The Chairman, NUPENG, Lagos Zone, Alhaji Tokunbo Korodo, said the union would be forced to embark on a solidarity strike action if the petrol tanker drivers were not paid their salaries.
He said, “The major marketers claim that the Federal Government is owing them and they also threaten that they are not going to pay tanker drivers; what do you expect? We can’t just fold our arms and allow our members work for 30 days and are denied their salaries. It is uncalled for.
“My passionate appeal to the outgoing government is to urgently look into the treasure and pay the aggrieved marketers if truly it believes that it owes them. Part payment will not solve this problem. These people will collect the part payment, but after that, they will still agitate for the balance.”
Also on Thursday, the Federal Government said it had paid the oil marketers N500bn in the last five months as fuel subsidy claims.
The Minister of Finance, Dr. Ngozi Okonjo-Iweala, disclosed this in a statement issued by her Special Adviser on Communications, Mr. Paul Nwabuikwu.
Giving the breakdown of the payments so far made as fuel subsidy, Okonjo-Iweala said the government had in December 2014 paid the sum of N350bn to the marketers, noting that additional N31bn in foreign exchange differentials had already been released.
She said the Federal Government’s commitment to prioritise payment to marketers in spite of revenue constraints had now made the Finance ministry to release the sum of N156bn to them.
The statement read in part, “In line with the Federal Government’s commitment to prioritise payment to marketers in spite of revenue constraints, the Federal Ministry of Finance has paid the sum of N156bn to oil marketers.
“The payment has two components. The first consists of the cash backing of the N100bn IOU, which the marketers were given in March. The second is N56bn in interest payments for the marketers according to the PPPRA template.”
“This leaves a balance of N98bn certified by the PPPRA as the amount owed the marketers. The N156bn is the latest in a series of significant payments made to the oil marketers within the last five months.
“These include over N300bn in two instalments in December last year and N31bn in interest differentials recently.
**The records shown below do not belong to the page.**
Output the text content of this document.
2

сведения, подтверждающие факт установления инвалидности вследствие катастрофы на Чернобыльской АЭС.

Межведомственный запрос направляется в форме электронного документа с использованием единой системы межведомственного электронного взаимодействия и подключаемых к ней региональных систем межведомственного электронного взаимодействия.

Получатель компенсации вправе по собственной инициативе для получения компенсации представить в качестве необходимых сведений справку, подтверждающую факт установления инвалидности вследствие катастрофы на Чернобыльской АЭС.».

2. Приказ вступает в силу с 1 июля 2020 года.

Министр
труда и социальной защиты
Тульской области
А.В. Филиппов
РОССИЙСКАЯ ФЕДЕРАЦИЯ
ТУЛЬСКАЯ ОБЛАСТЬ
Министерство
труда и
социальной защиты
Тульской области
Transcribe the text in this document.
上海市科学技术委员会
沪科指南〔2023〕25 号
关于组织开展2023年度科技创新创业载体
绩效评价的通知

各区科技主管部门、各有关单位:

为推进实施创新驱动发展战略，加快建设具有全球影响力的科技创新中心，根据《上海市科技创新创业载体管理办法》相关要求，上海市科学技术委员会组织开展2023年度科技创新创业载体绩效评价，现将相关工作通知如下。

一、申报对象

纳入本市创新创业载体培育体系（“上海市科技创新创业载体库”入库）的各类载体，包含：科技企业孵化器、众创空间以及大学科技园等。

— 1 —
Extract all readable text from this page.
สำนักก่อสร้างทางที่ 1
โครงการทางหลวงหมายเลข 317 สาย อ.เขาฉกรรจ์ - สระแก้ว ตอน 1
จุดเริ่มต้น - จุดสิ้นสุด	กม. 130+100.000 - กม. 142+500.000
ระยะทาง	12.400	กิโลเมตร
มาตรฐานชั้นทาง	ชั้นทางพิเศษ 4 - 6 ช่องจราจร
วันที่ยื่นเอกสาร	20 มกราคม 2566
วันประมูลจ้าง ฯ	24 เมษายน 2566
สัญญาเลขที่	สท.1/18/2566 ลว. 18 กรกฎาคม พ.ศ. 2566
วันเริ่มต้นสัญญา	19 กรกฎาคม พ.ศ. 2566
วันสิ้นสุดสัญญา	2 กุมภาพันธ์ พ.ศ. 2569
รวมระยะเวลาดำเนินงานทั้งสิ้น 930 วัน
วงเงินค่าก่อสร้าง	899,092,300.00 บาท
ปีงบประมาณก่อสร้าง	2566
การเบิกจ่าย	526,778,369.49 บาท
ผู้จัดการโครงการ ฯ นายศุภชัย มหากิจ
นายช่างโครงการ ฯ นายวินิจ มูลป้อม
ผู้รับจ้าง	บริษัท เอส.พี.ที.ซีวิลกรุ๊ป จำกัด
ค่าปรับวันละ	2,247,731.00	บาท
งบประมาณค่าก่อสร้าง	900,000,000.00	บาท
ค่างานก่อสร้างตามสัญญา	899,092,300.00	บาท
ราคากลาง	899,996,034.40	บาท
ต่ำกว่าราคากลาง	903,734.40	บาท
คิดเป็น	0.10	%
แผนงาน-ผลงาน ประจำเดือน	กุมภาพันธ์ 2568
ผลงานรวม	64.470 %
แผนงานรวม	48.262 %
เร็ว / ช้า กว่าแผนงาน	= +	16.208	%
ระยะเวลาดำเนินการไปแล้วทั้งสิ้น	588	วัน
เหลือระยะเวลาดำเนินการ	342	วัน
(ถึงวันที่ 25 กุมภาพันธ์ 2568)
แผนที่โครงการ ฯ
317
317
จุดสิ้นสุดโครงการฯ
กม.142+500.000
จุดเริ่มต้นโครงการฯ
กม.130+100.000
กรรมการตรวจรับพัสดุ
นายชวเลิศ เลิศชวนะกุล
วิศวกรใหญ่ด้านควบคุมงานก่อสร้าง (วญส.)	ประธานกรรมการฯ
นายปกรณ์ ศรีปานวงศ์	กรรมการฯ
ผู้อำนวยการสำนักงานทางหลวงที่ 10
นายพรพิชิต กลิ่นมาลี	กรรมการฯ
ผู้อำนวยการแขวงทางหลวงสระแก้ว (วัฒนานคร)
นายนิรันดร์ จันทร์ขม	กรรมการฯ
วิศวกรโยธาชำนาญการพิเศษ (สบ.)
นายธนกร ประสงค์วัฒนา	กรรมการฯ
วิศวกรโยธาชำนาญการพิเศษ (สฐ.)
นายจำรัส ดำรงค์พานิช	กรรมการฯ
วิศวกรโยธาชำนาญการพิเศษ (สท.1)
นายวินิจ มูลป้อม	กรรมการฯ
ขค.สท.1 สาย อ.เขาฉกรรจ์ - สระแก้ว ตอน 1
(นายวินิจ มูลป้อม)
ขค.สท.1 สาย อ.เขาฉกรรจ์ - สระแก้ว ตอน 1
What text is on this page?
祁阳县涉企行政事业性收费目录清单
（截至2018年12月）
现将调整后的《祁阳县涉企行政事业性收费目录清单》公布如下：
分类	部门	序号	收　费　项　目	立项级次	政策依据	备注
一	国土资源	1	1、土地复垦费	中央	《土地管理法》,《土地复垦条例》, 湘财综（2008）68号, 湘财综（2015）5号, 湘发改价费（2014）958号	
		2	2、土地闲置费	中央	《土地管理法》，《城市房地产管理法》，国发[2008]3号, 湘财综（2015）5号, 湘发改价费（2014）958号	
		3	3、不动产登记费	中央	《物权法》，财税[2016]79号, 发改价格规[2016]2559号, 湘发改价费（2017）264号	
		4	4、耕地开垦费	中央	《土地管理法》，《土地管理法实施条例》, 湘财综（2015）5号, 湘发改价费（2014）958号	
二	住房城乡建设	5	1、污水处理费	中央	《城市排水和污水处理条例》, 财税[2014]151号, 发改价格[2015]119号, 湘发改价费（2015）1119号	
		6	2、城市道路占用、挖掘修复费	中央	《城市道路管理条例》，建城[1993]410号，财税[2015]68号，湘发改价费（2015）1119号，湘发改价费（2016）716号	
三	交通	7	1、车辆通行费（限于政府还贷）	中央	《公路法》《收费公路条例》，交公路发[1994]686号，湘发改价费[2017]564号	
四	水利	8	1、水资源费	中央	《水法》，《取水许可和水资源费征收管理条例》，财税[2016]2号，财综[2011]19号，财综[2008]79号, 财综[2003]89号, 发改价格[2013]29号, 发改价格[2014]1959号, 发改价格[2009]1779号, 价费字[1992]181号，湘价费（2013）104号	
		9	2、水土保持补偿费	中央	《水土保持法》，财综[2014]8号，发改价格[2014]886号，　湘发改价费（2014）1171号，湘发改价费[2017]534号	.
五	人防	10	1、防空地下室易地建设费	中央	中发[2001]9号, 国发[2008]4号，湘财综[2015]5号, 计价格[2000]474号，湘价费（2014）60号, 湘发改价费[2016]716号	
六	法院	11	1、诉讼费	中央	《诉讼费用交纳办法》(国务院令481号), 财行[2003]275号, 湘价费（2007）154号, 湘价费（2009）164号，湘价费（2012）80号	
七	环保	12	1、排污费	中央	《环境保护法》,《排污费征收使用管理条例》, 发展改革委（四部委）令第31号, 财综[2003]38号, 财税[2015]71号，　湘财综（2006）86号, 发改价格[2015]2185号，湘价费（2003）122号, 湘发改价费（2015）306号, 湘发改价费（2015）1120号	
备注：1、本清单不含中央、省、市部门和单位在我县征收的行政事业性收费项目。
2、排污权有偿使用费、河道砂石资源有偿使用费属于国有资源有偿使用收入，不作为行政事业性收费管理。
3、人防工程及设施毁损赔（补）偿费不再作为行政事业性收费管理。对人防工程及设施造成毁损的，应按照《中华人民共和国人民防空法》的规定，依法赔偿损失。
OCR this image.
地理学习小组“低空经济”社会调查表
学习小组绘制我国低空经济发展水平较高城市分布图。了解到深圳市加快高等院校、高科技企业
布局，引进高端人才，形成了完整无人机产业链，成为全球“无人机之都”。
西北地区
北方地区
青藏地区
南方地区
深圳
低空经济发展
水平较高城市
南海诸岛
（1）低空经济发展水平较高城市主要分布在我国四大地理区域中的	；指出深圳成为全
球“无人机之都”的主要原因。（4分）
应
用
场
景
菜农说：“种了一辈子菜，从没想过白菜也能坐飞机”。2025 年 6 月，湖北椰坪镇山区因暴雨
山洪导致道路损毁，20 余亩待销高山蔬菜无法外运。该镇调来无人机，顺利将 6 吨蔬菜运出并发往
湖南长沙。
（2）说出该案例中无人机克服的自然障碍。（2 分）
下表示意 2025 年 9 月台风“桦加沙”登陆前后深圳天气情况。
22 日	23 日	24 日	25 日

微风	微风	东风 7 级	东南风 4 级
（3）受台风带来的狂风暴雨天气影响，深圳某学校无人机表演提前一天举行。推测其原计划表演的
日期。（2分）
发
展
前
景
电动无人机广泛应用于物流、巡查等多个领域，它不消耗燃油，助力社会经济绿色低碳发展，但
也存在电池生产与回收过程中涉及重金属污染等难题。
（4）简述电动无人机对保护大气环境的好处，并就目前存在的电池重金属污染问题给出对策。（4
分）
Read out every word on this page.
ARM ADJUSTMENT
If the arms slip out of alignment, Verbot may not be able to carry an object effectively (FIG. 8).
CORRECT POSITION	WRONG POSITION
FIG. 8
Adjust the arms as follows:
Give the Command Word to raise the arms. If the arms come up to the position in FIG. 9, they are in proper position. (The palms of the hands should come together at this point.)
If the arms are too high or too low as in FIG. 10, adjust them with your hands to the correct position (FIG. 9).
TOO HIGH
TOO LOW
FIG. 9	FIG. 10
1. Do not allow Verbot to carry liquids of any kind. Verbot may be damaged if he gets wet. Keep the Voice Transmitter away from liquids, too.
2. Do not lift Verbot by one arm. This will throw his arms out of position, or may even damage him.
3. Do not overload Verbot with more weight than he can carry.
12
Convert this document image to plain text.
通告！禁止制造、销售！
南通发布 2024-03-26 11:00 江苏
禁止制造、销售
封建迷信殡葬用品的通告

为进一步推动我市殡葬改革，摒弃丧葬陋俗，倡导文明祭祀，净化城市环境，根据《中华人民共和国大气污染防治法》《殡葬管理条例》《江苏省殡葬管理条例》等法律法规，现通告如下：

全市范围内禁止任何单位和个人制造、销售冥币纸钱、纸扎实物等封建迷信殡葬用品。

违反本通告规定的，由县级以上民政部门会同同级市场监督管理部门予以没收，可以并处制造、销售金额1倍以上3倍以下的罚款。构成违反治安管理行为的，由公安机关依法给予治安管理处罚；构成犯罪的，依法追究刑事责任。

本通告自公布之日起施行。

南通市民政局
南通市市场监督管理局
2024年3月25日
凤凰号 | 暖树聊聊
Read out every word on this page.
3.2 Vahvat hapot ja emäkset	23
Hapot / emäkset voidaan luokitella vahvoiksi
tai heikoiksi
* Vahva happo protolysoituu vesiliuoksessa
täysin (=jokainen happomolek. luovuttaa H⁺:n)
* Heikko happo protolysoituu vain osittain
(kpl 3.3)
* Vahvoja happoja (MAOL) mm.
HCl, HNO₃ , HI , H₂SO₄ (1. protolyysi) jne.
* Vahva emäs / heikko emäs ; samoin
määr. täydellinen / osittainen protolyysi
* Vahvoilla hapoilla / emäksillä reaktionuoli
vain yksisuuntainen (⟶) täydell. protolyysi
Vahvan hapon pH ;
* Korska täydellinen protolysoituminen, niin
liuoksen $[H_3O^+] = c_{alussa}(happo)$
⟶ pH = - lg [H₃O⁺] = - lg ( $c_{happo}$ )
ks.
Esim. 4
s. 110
In all, oil marketers have received over N500bn within the past five months.”
The minister urged the marketers to appreciate the efforts being made by the Federal Government to meet up with their payments and reciprocate with some understanding of the situation of Nigerians who should not suffer more.
Okonjo-Iweala urged the marketers to sustain the distribution and supply of petroleum products in order to end the suffering of Nigerians at filling stations.
She added, “The Federal Government has made maximum effort, in spite of the well-known fact that the fall in oil prices has significantly reduced national revenues, to prioritise payments to the marketers.
“For the sake of Nigerians, who are bearing the brunt of fuel scarcity, the marketers should reciprocate in the spirit of dialogue and cooperation in which we have always tried to engage them.”